R growth rate calculation week over week on daily timeseries data - r

I'm trying to calculate w/w growth rates entirely in R. I could use excel, or preprocess with ruby, but that's not the point.
data.frame example
date gpv type
1 2013-04-01 12900 back office
2 2013-04-02 16232 back office
3 2013-04-03 10035 back office
I want to do this factored by 'type' and I need to wrap up the Date type column into weeks. And then calculate the week over week growth.
I think I need to do ddply to group by week - with a custom function that determines if a date is in a given week or not?
Then, after that, use diff and find the growth b/w weeks divided by the previous week.

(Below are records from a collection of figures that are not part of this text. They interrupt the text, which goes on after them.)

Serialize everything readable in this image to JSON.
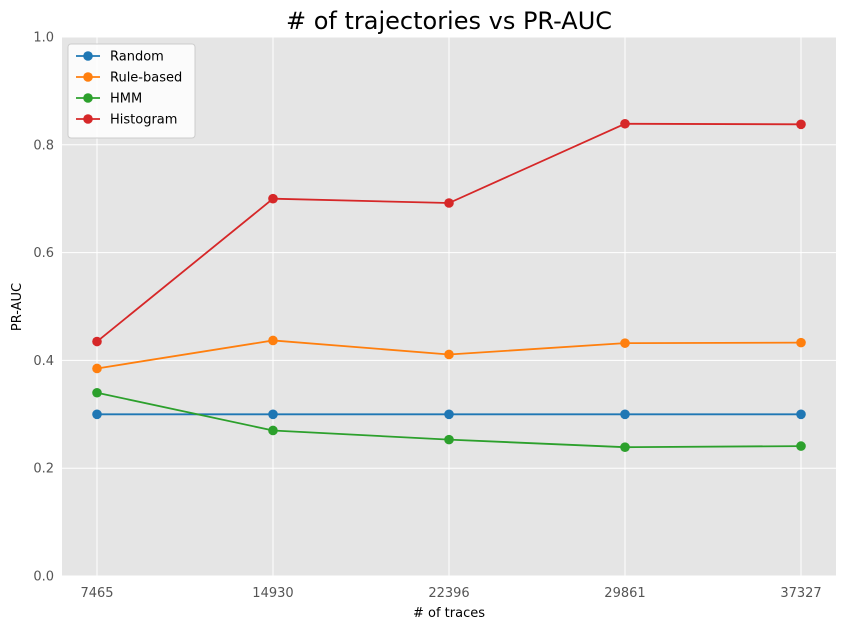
{
  "chart_data": {
    "type": "line",
    "title": "# of trajectories vs PR-AUC",
    "xlabel": "# of traces",
    "ylabel": "PR-AUC",
    "x": [
      7465,
      14930,
      22396,
      29861,
      37327
    ],
    "x_tick_labels": [
      "7465",
      "14930",
      "22396",
      "29861",
      "37327"
    ],
    "ylim": [
      0.0,
      1.0
    ],
    "y_ticks": [
      0.0,
      0.2,
      0.4,
      0.6,
      0.8,
      1.0
    ],
    "y_tick_labels": [
      "0.0",
      "0.2",
      "0.4",
      "0.6",
      "0.8",
      "1.0"
    ],
    "grid": true,
    "legend_position": "top-left",
    "series": [
      {
        "name": "Random",
        "color": "#1f77b4",
        "values": [
          0.3,
          0.3,
          0.3,
          0.3,
          0.3
        ]
      },
      {
        "name": "Rule-based",
        "color": "#ff7f0e",
        "values": [
          0.385,
          0.437,
          0.411,
          0.432,
          0.433
        ]
      },
      {
        "name": "HMM",
        "color": "#2ca02c",
        "values": [
          0.34,
          0.27,
          0.253,
          0.239,
          0.241
        ]
      },
      {
        "name": "Histogram",
        "color": "#d62728",
        "values": [
          0.435,
          0.7,
          0.692,
          0.839,
          0.838
        ]
      }
    ]
  },
  "style": {
    "plot_background": "#e5e5e5",
    "grid_color": "#ffffff"
  }
}
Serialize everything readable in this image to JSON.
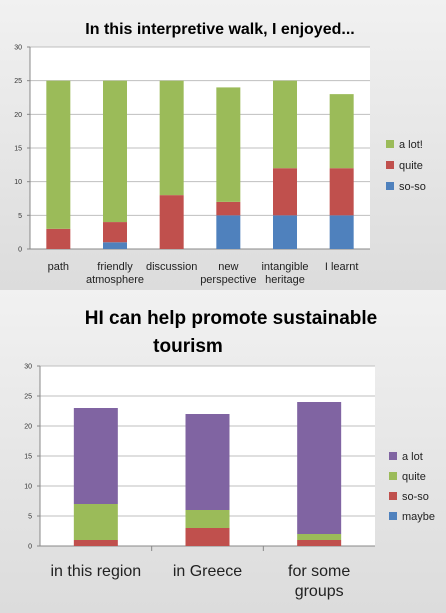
{
  "chart_data": [
    {
      "type": "bar",
      "stacked": true,
      "title": "In this interpretive walk, I enjoyed...",
      "categories": [
        "path",
        "friendly atmosphere",
        "discussion",
        "new perspective",
        "intangible heritage",
        "I learnt"
      ],
      "ylim": [
        0,
        30
      ],
      "yticks": [
        0,
        5,
        10,
        15,
        20,
        25,
        30
      ],
      "grid": true,
      "legend_position": "right",
      "series": [
        {
          "name": "so-so",
          "color": "#4f81bd",
          "values": [
            0,
            1,
            0,
            5,
            5,
            5
          ]
        },
        {
          "name": "quite",
          "color": "#c0504d",
          "values": [
            3,
            3,
            8,
            2,
            7,
            7
          ]
        },
        {
          "name": "a lot!",
          "color": "#9bbb59",
          "values": [
            22,
            21,
            17,
            17,
            13,
            11
          ]
        }
      ]
    },
    {
      "type": "bar",
      "stacked": true,
      "title": "HI can help promote sustainable tourism",
      "categories": [
        "in this region",
        "in Greece",
        "for some groups"
      ],
      "ylim": [
        0,
        30
      ],
      "yticks": [
        0,
        5,
        10,
        15,
        20,
        25,
        30
      ],
      "grid": true,
      "legend_position": "right",
      "series": [
        {
          "name": "maybe",
          "color": "#4f81bd",
          "values": [
            0,
            0,
            0
          ]
        },
        {
          "name": "so-so",
          "color": "#c0504d",
          "values": [
            1,
            3,
            1
          ]
        },
        {
          "name": "quite",
          "color": "#9bbb59",
          "values": [
            6,
            3,
            1
          ]
        },
        {
          "name": "a lot",
          "color": "#8064a2",
          "values": [
            16,
            16,
            22
          ]
        }
      ]
    }
  ]
}
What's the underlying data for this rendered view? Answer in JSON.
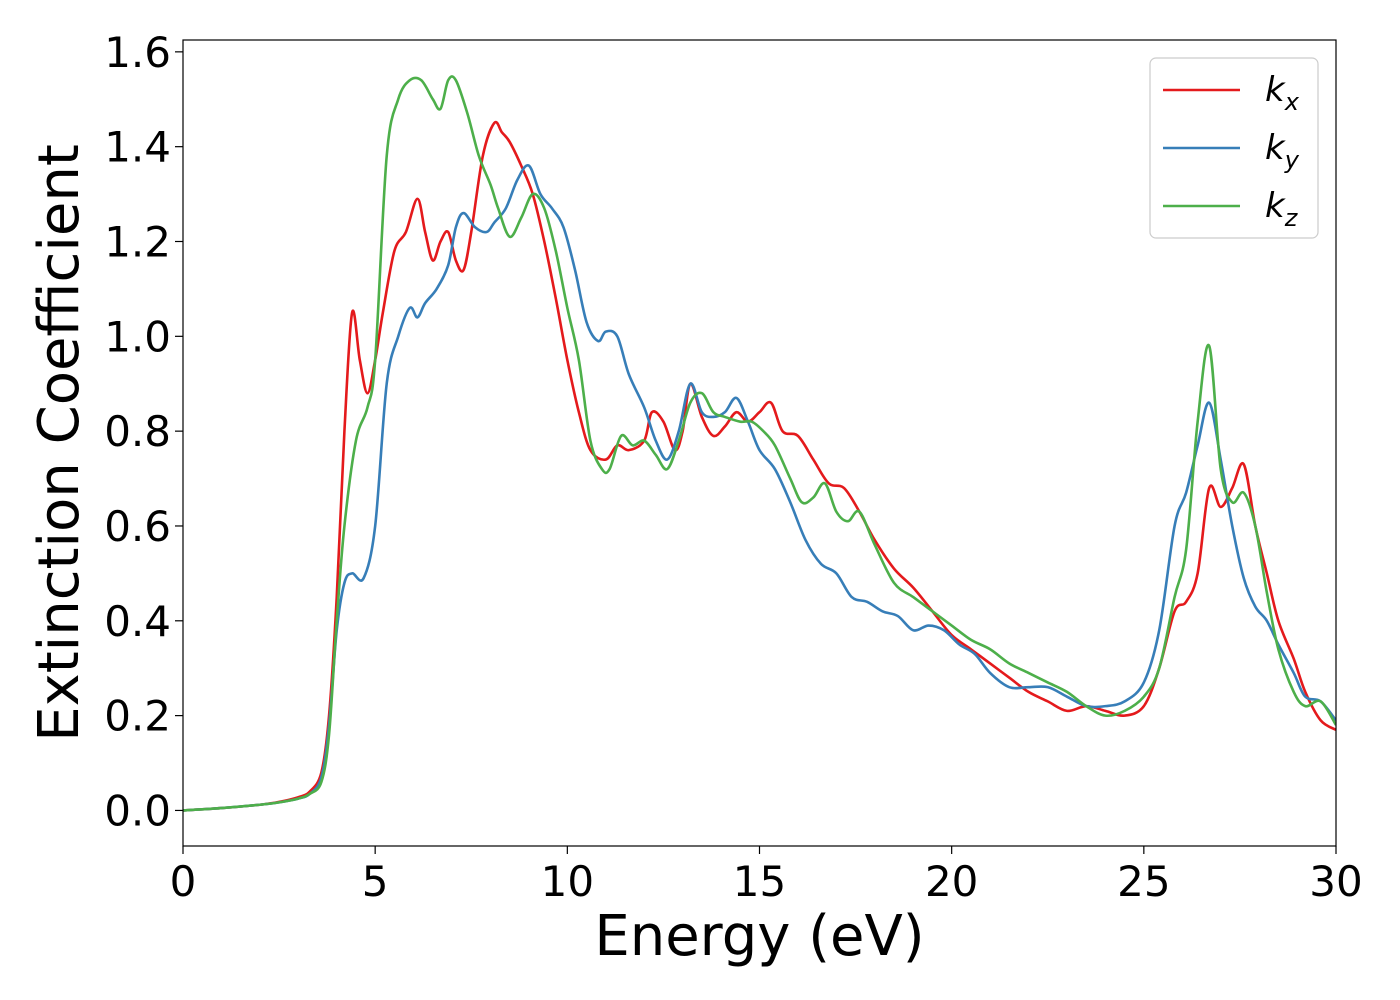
{
  "chart_data": {
    "type": "line",
    "xlabel": "Energy (eV)",
    "ylabel": "Extinction Coefficient",
    "xlim": [
      0,
      30
    ],
    "ylim": [
      -0.075,
      1.625
    ],
    "x_ticks": [
      "0",
      "5",
      "10",
      "15",
      "20",
      "25",
      "30"
    ],
    "y_ticks": [
      "0.0",
      "0.2",
      "0.4",
      "0.6",
      "0.8",
      "1.0",
      "1.2",
      "1.4",
      "1.6"
    ],
    "grid": false,
    "legend_position": "top-right",
    "series": [
      {
        "name": "kx",
        "legend_base": "k",
        "legend_sub": "x",
        "color": "#e41a1c",
        "x": [
          0,
          1,
          2,
          2.5,
          3,
          3.3,
          3.6,
          3.8,
          4.0,
          4.2,
          4.4,
          4.6,
          4.8,
          5.0,
          5.2,
          5.5,
          5.8,
          6.1,
          6.3,
          6.5,
          6.7,
          6.9,
          7.1,
          7.3,
          7.5,
          7.8,
          8.1,
          8.3,
          8.5,
          8.8,
          9.1,
          9.4,
          9.7,
          10.0,
          10.3,
          10.6,
          11.0,
          11.3,
          11.6,
          12.0,
          12.2,
          12.5,
          12.8,
          13.0,
          13.2,
          13.5,
          13.8,
          14.1,
          14.4,
          14.7,
          15.0,
          15.3,
          15.6,
          16.0,
          16.4,
          16.8,
          17.2,
          17.6,
          18.0,
          18.5,
          19.0,
          19.5,
          20.0,
          20.5,
          21.0,
          21.5,
          22.0,
          22.5,
          23.0,
          23.5,
          24.0,
          24.5,
          25.0,
          25.4,
          25.8,
          26.1,
          26.4,
          26.7,
          27.0,
          27.3,
          27.6,
          27.9,
          28.2,
          28.5,
          28.9,
          29.2,
          29.6,
          30.0
        ],
        "y": [
          0.0,
          0.005,
          0.012,
          0.018,
          0.028,
          0.04,
          0.08,
          0.2,
          0.45,
          0.8,
          1.05,
          0.95,
          0.88,
          0.95,
          1.05,
          1.18,
          1.22,
          1.29,
          1.22,
          1.16,
          1.2,
          1.22,
          1.16,
          1.14,
          1.22,
          1.38,
          1.45,
          1.43,
          1.41,
          1.36,
          1.3,
          1.2,
          1.08,
          0.95,
          0.84,
          0.76,
          0.74,
          0.77,
          0.76,
          0.78,
          0.84,
          0.82,
          0.76,
          0.8,
          0.9,
          0.83,
          0.79,
          0.81,
          0.84,
          0.82,
          0.84,
          0.86,
          0.8,
          0.79,
          0.74,
          0.69,
          0.68,
          0.63,
          0.57,
          0.51,
          0.47,
          0.42,
          0.37,
          0.34,
          0.31,
          0.28,
          0.25,
          0.23,
          0.21,
          0.22,
          0.21,
          0.2,
          0.22,
          0.3,
          0.42,
          0.44,
          0.5,
          0.68,
          0.64,
          0.68,
          0.73,
          0.6,
          0.5,
          0.4,
          0.32,
          0.25,
          0.19,
          0.17
        ]
      },
      {
        "name": "ky",
        "legend_base": "k",
        "legend_sub": "y",
        "color": "#377eb8",
        "x": [
          0,
          1,
          2,
          2.5,
          3,
          3.3,
          3.6,
          3.8,
          4.0,
          4.2,
          4.4,
          4.7,
          5.0,
          5.3,
          5.6,
          5.9,
          6.1,
          6.3,
          6.6,
          6.9,
          7.1,
          7.3,
          7.6,
          7.9,
          8.1,
          8.4,
          8.7,
          9.0,
          9.3,
          9.6,
          9.9,
          10.2,
          10.5,
          10.8,
          11.0,
          11.3,
          11.6,
          12.0,
          12.3,
          12.6,
          12.9,
          13.2,
          13.5,
          13.8,
          14.1,
          14.4,
          14.7,
          15.0,
          15.4,
          15.8,
          16.2,
          16.6,
          17.0,
          17.4,
          17.8,
          18.2,
          18.6,
          19.0,
          19.4,
          19.8,
          20.2,
          20.6,
          21.0,
          21.5,
          22.0,
          22.5,
          23.0,
          23.5,
          24.0,
          24.5,
          25.0,
          25.4,
          25.8,
          26.1,
          26.4,
          26.7,
          27.0,
          27.3,
          27.6,
          27.9,
          28.2,
          28.5,
          28.9,
          29.2,
          29.6,
          30.0
        ],
        "y": [
          0.0,
          0.005,
          0.012,
          0.017,
          0.025,
          0.035,
          0.07,
          0.18,
          0.38,
          0.48,
          0.5,
          0.49,
          0.6,
          0.9,
          1.0,
          1.06,
          1.04,
          1.07,
          1.1,
          1.15,
          1.23,
          1.26,
          1.23,
          1.22,
          1.24,
          1.27,
          1.33,
          1.36,
          1.3,
          1.27,
          1.23,
          1.14,
          1.03,
          0.99,
          1.01,
          1.0,
          0.92,
          0.85,
          0.78,
          0.74,
          0.8,
          0.9,
          0.84,
          0.83,
          0.84,
          0.87,
          0.82,
          0.76,
          0.72,
          0.65,
          0.57,
          0.52,
          0.5,
          0.45,
          0.44,
          0.42,
          0.41,
          0.38,
          0.39,
          0.38,
          0.35,
          0.33,
          0.29,
          0.26,
          0.26,
          0.26,
          0.24,
          0.22,
          0.22,
          0.23,
          0.27,
          0.38,
          0.6,
          0.67,
          0.77,
          0.86,
          0.74,
          0.6,
          0.49,
          0.43,
          0.4,
          0.35,
          0.29,
          0.24,
          0.23,
          0.19
        ]
      },
      {
        "name": "kz",
        "legend_base": "k",
        "legend_sub": "z",
        "color": "#4daf4a",
        "x": [
          0,
          1,
          2,
          2.5,
          3,
          3.3,
          3.6,
          3.8,
          4.0,
          4.2,
          4.5,
          4.8,
          5.0,
          5.3,
          5.6,
          5.9,
          6.2,
          6.5,
          6.7,
          6.9,
          7.1,
          7.4,
          7.7,
          8.0,
          8.2,
          8.5,
          8.8,
          9.1,
          9.4,
          9.7,
          10.0,
          10.3,
          10.6,
          10.9,
          11.1,
          11.4,
          11.7,
          12.0,
          12.3,
          12.6,
          12.9,
          13.2,
          13.5,
          13.8,
          14.1,
          14.5,
          14.8,
          15.1,
          15.4,
          15.8,
          16.1,
          16.4,
          16.7,
          17.0,
          17.3,
          17.6,
          18.0,
          18.5,
          19.0,
          19.5,
          20.0,
          20.5,
          21.0,
          21.5,
          22.0,
          22.5,
          23.0,
          23.5,
          24.0,
          24.5,
          25.0,
          25.4,
          25.8,
          26.1,
          26.4,
          26.7,
          27.0,
          27.3,
          27.6,
          27.9,
          28.2,
          28.5,
          28.9,
          29.2,
          29.6,
          30.0
        ],
        "y": [
          0.0,
          0.005,
          0.012,
          0.017,
          0.025,
          0.035,
          0.06,
          0.16,
          0.4,
          0.6,
          0.78,
          0.85,
          0.95,
          1.38,
          1.5,
          1.54,
          1.54,
          1.5,
          1.48,
          1.54,
          1.54,
          1.47,
          1.38,
          1.32,
          1.27,
          1.21,
          1.25,
          1.3,
          1.27,
          1.18,
          1.06,
          0.95,
          0.78,
          0.72,
          0.72,
          0.79,
          0.77,
          0.78,
          0.75,
          0.72,
          0.78,
          0.86,
          0.88,
          0.84,
          0.83,
          0.82,
          0.82,
          0.8,
          0.77,
          0.7,
          0.65,
          0.66,
          0.69,
          0.63,
          0.61,
          0.63,
          0.56,
          0.48,
          0.45,
          0.42,
          0.39,
          0.36,
          0.34,
          0.31,
          0.29,
          0.27,
          0.25,
          0.22,
          0.2,
          0.21,
          0.24,
          0.3,
          0.45,
          0.55,
          0.82,
          0.98,
          0.72,
          0.65,
          0.67,
          0.6,
          0.46,
          0.34,
          0.25,
          0.22,
          0.23,
          0.18
        ]
      }
    ]
  }
}
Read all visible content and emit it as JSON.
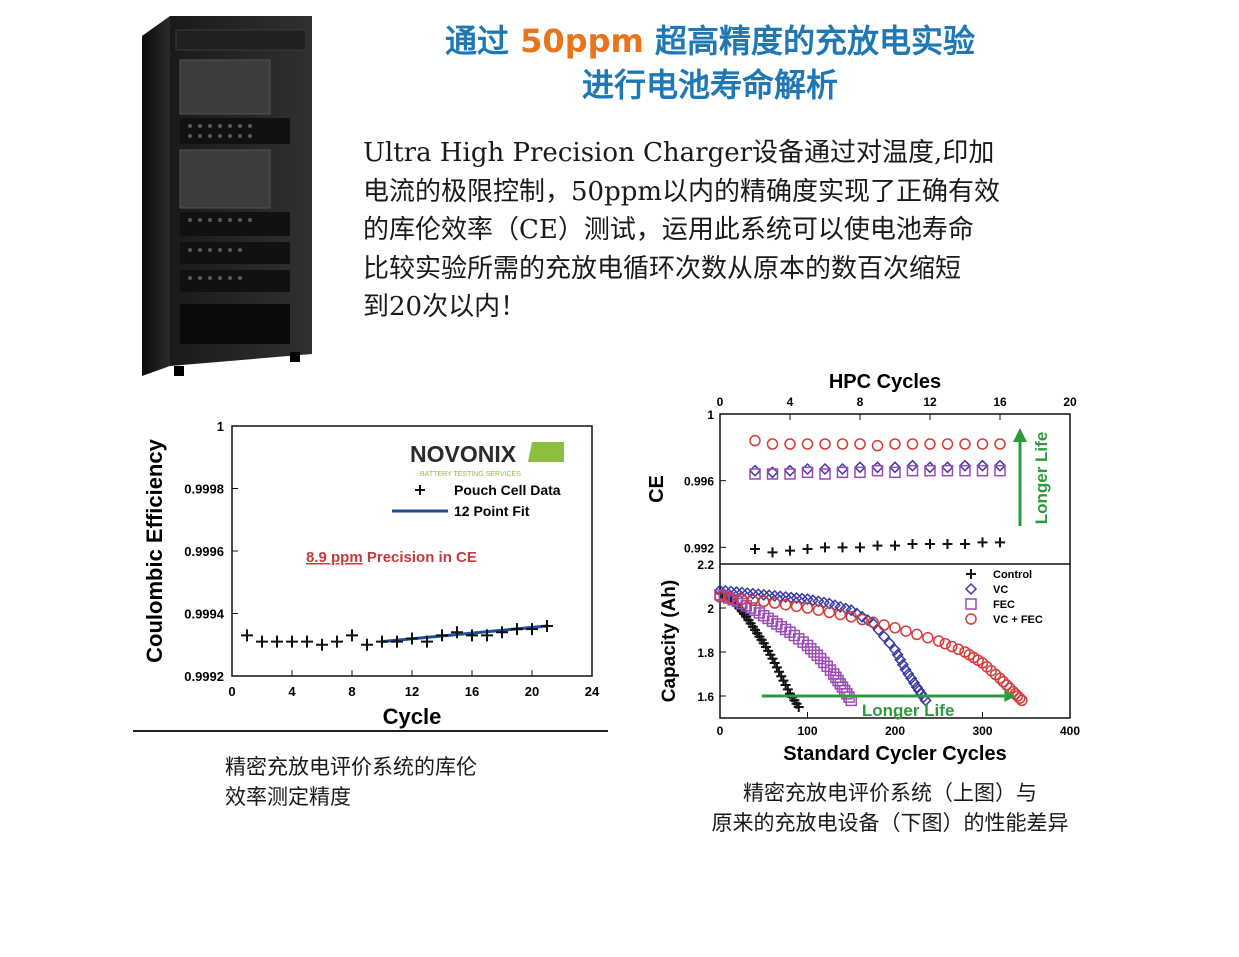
{
  "heading": {
    "line1_prefix": "通过 ",
    "line1_highlight": "50ppm",
    "line1_suffix": " 超高精度的充放电实验",
    "line2": "进行电池寿命解析"
  },
  "intro": {
    "lines": [
      "Ultra High Precision Charger设备通过对温度,印加",
      "电流的极限控制，50ppm以内的精确度实现了正确有效",
      "的库伦效率（CE）测试，运用此系统可以使电池寿命",
      "比较实验所需的充放电循环次数从原本的数百次缩短",
      "到20次以内！"
    ]
  },
  "captions": {
    "left": [
      "精密充放电评价系统的库伦",
      "效率测定精度"
    ],
    "right": [
      "精密充放电评价系统（上图）与",
      "原来的充放电设备（下图）的性能差异"
    ]
  },
  "colors": {
    "title_blue": "#1f78b4",
    "highlight_orange": "#e8741c",
    "fit_line": "#1f4e9c",
    "fec_purple": "#9b4bb5",
    "vc_blue": "#3a3aa8",
    "vcfec_red": "#d63a3a",
    "arrow_green": "#2e9a3e"
  },
  "chart_data": [
    {
      "type": "scatter",
      "xlabel": "Cycle",
      "ylabel": "Coulombic Efficiency",
      "xlim": [
        0,
        24
      ],
      "ylim": [
        0.9992,
        1
      ],
      "xticks": [
        "0",
        "4",
        "8",
        "12",
        "16",
        "20",
        "24"
      ],
      "yticks": [
        "0.9992",
        "0.9994",
        "0.9996",
        "0.9998",
        "1"
      ],
      "logo": "NOVONIX",
      "logo_sub": "BATTERY TESTING SERVICES",
      "annotation": {
        "value": "8.9 ppm",
        "text": " Precision in CE"
      },
      "legend": [
        {
          "name": "Pouch Cell Data",
          "marker": "+"
        },
        {
          "name": "12 Point Fit",
          "marker": "line"
        }
      ],
      "series": [
        {
          "name": "Pouch Cell Data",
          "x": [
            1,
            2,
            3,
            4,
            5,
            6,
            7,
            8,
            9,
            10,
            11,
            12,
            13,
            14,
            15,
            16,
            17,
            18,
            19,
            20,
            21
          ],
          "y": [
            0.99933,
            0.99931,
            0.99931,
            0.99931,
            0.99931,
            0.9993,
            0.99931,
            0.99933,
            0.9993,
            0.99931,
            0.99931,
            0.99932,
            0.99931,
            0.99933,
            0.99934,
            0.99933,
            0.99933,
            0.99934,
            0.99935,
            0.99935,
            0.99936
          ]
        },
        {
          "name": "12 Point Fit",
          "x": [
            10,
            21
          ],
          "y": [
            0.99931,
            0.99936
          ]
        }
      ]
    },
    {
      "type": "scatter",
      "title": "HPC Cycles",
      "xlabel": "",
      "ylabel": "CE",
      "xlim": [
        0,
        20
      ],
      "ylim": [
        0.991,
        1
      ],
      "xticks": [
        "0",
        "4",
        "8",
        "12",
        "16",
        "20"
      ],
      "yticks": [
        "0.992",
        "0.996",
        "1"
      ],
      "annotation": "Longer Life",
      "series": [
        {
          "name": "Control",
          "marker": "+",
          "x": [
            2,
            3,
            4,
            5,
            6,
            7,
            8,
            9,
            10,
            11,
            12,
            13,
            14,
            15,
            16
          ],
          "y": [
            0.9919,
            0.9917,
            0.9918,
            0.9919,
            0.992,
            0.992,
            0.992,
            0.9921,
            0.9921,
            0.9922,
            0.9922,
            0.9922,
            0.9922,
            0.9923,
            0.9923
          ]
        },
        {
          "name": "VC",
          "marker": "diamond",
          "x": [
            2,
            3,
            4,
            5,
            6,
            7,
            8,
            9,
            10,
            11,
            12,
            13,
            14,
            15,
            16
          ],
          "y": [
            0.9966,
            0.9965,
            0.9966,
            0.9967,
            0.9967,
            0.9967,
            0.9968,
            0.9968,
            0.9968,
            0.9969,
            0.9968,
            0.9968,
            0.9969,
            0.9969,
            0.9969
          ]
        },
        {
          "name": "FEC",
          "marker": "square",
          "x": [
            2,
            3,
            4,
            5,
            6,
            7,
            8,
            9,
            10,
            11,
            12,
            13,
            14,
            15,
            16
          ],
          "y": [
            0.9964,
            0.9964,
            0.9964,
            0.9965,
            0.9964,
            0.9965,
            0.9965,
            0.9966,
            0.9965,
            0.9966,
            0.9966,
            0.9966,
            0.9966,
            0.9966,
            0.9966
          ]
        },
        {
          "name": "VC + FEC",
          "marker": "circle",
          "x": [
            2,
            3,
            4,
            5,
            6,
            7,
            8,
            9,
            10,
            11,
            12,
            13,
            14,
            15,
            16
          ],
          "y": [
            0.9984,
            0.9982,
            0.9982,
            0.9982,
            0.9982,
            0.9982,
            0.9982,
            0.9981,
            0.9982,
            0.9982,
            0.9982,
            0.9982,
            0.9982,
            0.9982,
            0.9982
          ]
        }
      ]
    },
    {
      "type": "scatter",
      "xlabel": "Standard Cycler Cycles",
      "ylabel": "Capacity (Ah)",
      "xlim": [
        0,
        400
      ],
      "ylim": [
        1.5,
        2.2
      ],
      "xticks": [
        "0",
        "100",
        "200",
        "300",
        "400"
      ],
      "yticks": [
        "1.6",
        "1.8",
        "2",
        "2.2"
      ],
      "annotation": "Longer Life",
      "legend": [
        {
          "name": "Control",
          "marker": "+"
        },
        {
          "name": "VC",
          "marker": "diamond"
        },
        {
          "name": "FEC",
          "marker": "square"
        },
        {
          "name": "VC + FEC",
          "marker": "circle"
        }
      ],
      "series": [
        {
          "name": "Control",
          "x": [
            0,
            10,
            20,
            30,
            40,
            50,
            60,
            70,
            80,
            90
          ],
          "y": [
            2.07,
            2.05,
            2.01,
            1.96,
            1.9,
            1.84,
            1.77,
            1.69,
            1.61,
            1.55
          ]
        },
        {
          "name": "VC",
          "x": [
            0,
            25,
            50,
            75,
            100,
            125,
            150,
            175,
            200,
            212,
            225,
            235
          ],
          "y": [
            2.08,
            2.07,
            2.06,
            2.05,
            2.04,
            2.02,
            1.99,
            1.93,
            1.81,
            1.72,
            1.64,
            1.58
          ]
        },
        {
          "name": "FEC",
          "x": [
            0,
            20,
            40,
            60,
            80,
            100,
            115,
            130,
            140,
            150
          ],
          "y": [
            2.06,
            2.03,
            1.99,
            1.94,
            1.89,
            1.83,
            1.77,
            1.7,
            1.64,
            1.58
          ]
        },
        {
          "name": "VC + FEC",
          "x": [
            0,
            50,
            100,
            150,
            200,
            250,
            280,
            300,
            320,
            335,
            345
          ],
          "y": [
            2.05,
            2.03,
            2.0,
            1.96,
            1.91,
            1.85,
            1.8,
            1.75,
            1.68,
            1.62,
            1.58
          ]
        }
      ]
    }
  ]
}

Then I'll plot week/week growths, or use a data.frame to export it.
This was closed but had same useful ideas.

UPDATE: answer with ggplot:
All the same as below, just use this instead of plot
ggplot(data.frame(week=seq(length(gr)), gr), aes(x=week,y=gr*100)) + geom_point() + geom_smooth(method='loess') + coord_cartesian(xlim = c(.95, 10.05)) + scale_x_discrete() + ggtitle('week over week growth rate, from Apr 1') + ylab('growth rate %')
(old, correct answer but using only plot)
Well, I think this is it:
df_net <- ddply(df_all, .(date), summarise, gpv=sum(gpv)) # df_all has my daily data.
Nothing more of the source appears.